Cai Guo Qiang: Inventions by Chinese peasant inventors
Cai Guo Qiang (蔡国强)'s “Peasant Da Vincis” towners over the load art scene as well as well as the local skyline.
Rural inventors come to the 2010 Expo
Cai has been following the rural inventors, or “Peasant Da Vincis” as he calls them, for the past five years, collecting their works, visiting and documenting their lives, and nurturing their creations through collaboration and financial support.
In a city plastered with the slogan “Better City Better Life,” the exhibition gives the public some food for thought. On the outside walls of the museum is painted in Chinese calligraphy, “Peasants-making a better city, a better life,” immediately reminding visitors that all the infrastructure that Shanghai has been building up in preparation for this Expo has been carried out by migrant laborers.
“With this exhibition we’re offering a different standpoint, where you see the real stories of individual Chinese people, their dreams, their failures and their successes," says Cai. "By being able to see these individuals, China comes across as a more real country."

Invention with a personal touch
The rural inventors’ ingenuity is inspiring … and also just plain cute. Wu Yulu’s robots use ping pong balls as eyes, and Lu Yuming’s Submarine #1 looks like a fish.
The inventors may not think of themselves as artists, but their works scream with creativity. Cai explains the appeal of these unpolished inventions. “I collect these works because they have a lot of artistic charm. Like this wooden airplane,” he says, pointing behind him. “It looks like the model airplanes from my childhood.”
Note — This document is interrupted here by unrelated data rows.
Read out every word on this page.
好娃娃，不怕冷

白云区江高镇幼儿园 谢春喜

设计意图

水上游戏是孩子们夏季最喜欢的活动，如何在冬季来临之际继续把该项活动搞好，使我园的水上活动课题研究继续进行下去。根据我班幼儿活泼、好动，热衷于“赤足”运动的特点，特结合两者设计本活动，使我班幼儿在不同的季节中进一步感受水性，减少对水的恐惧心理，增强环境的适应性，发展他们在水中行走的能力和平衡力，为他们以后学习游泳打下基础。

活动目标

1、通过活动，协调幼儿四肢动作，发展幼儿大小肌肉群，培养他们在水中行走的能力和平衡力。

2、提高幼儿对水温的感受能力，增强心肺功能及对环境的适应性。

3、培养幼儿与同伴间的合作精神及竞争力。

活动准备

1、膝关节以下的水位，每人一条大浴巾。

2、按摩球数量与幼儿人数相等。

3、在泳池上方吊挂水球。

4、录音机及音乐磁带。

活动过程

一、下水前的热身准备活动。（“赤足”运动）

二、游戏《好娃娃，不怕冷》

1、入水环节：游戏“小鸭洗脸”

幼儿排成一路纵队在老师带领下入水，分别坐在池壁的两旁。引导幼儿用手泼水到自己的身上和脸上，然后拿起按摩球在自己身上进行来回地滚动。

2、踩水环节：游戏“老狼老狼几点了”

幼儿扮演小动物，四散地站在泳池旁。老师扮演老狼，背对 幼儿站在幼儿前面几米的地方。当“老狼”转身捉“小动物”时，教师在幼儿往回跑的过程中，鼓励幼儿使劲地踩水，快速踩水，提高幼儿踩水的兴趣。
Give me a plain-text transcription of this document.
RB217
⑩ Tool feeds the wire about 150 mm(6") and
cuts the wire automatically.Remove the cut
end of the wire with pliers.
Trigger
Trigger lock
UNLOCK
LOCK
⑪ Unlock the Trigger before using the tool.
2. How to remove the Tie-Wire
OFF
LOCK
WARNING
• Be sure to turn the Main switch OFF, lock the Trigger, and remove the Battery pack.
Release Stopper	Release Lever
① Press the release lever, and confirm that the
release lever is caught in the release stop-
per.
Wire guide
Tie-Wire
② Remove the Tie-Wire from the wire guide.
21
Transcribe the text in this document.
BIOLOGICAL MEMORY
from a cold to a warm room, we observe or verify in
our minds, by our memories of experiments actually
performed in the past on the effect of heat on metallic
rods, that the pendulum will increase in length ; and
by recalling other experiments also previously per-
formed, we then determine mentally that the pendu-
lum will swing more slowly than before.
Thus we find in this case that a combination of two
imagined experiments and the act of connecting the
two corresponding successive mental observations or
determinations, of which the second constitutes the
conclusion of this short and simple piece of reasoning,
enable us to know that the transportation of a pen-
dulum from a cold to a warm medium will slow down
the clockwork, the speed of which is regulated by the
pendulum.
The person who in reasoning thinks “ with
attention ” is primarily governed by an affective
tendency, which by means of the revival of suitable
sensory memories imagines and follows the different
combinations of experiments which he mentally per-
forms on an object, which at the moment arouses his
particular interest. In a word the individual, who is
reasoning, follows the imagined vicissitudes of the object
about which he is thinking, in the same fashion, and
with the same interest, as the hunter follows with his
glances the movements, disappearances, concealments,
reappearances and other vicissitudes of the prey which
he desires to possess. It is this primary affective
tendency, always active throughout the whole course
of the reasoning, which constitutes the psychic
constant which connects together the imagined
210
The inventors’ personal struggles are touching, and Cai has documented them through videos and introductions. Some of the “Peasant Da Vincis’ inventions have not been successful. At least one, an airplane invented by Tan Chengnian, killed its inventor in 2007. You can see the wreck of the plane on the first floor. Another large calligraphed inscription on an outside wall reads, “What’s important isn’t whether you can fly,” while inside submarines, airplanes, and flying saucers hang silently as live birds flit between them.

Wu says his family and neighbors used to think he was crazy, but all that changed after he took first place at the National Peasant Inventor Contest in 2004. “This exhibition brings glory to us peasants,” he says.
His favorite is Wu #25, a large metal fellow who pulls a rickshaw and calls out “Wu Yulu is my dad. I’m taking my dad to go shopping. Thank you,” but the show also includes newer robots commissioned by Cai, including two that create Jackson Pollock style splatter paintings.
Cai says that through working with the inventors, he came to respect them and understand them more. And most importantly he says, after collaborating together, “I see in them a bit of myself.”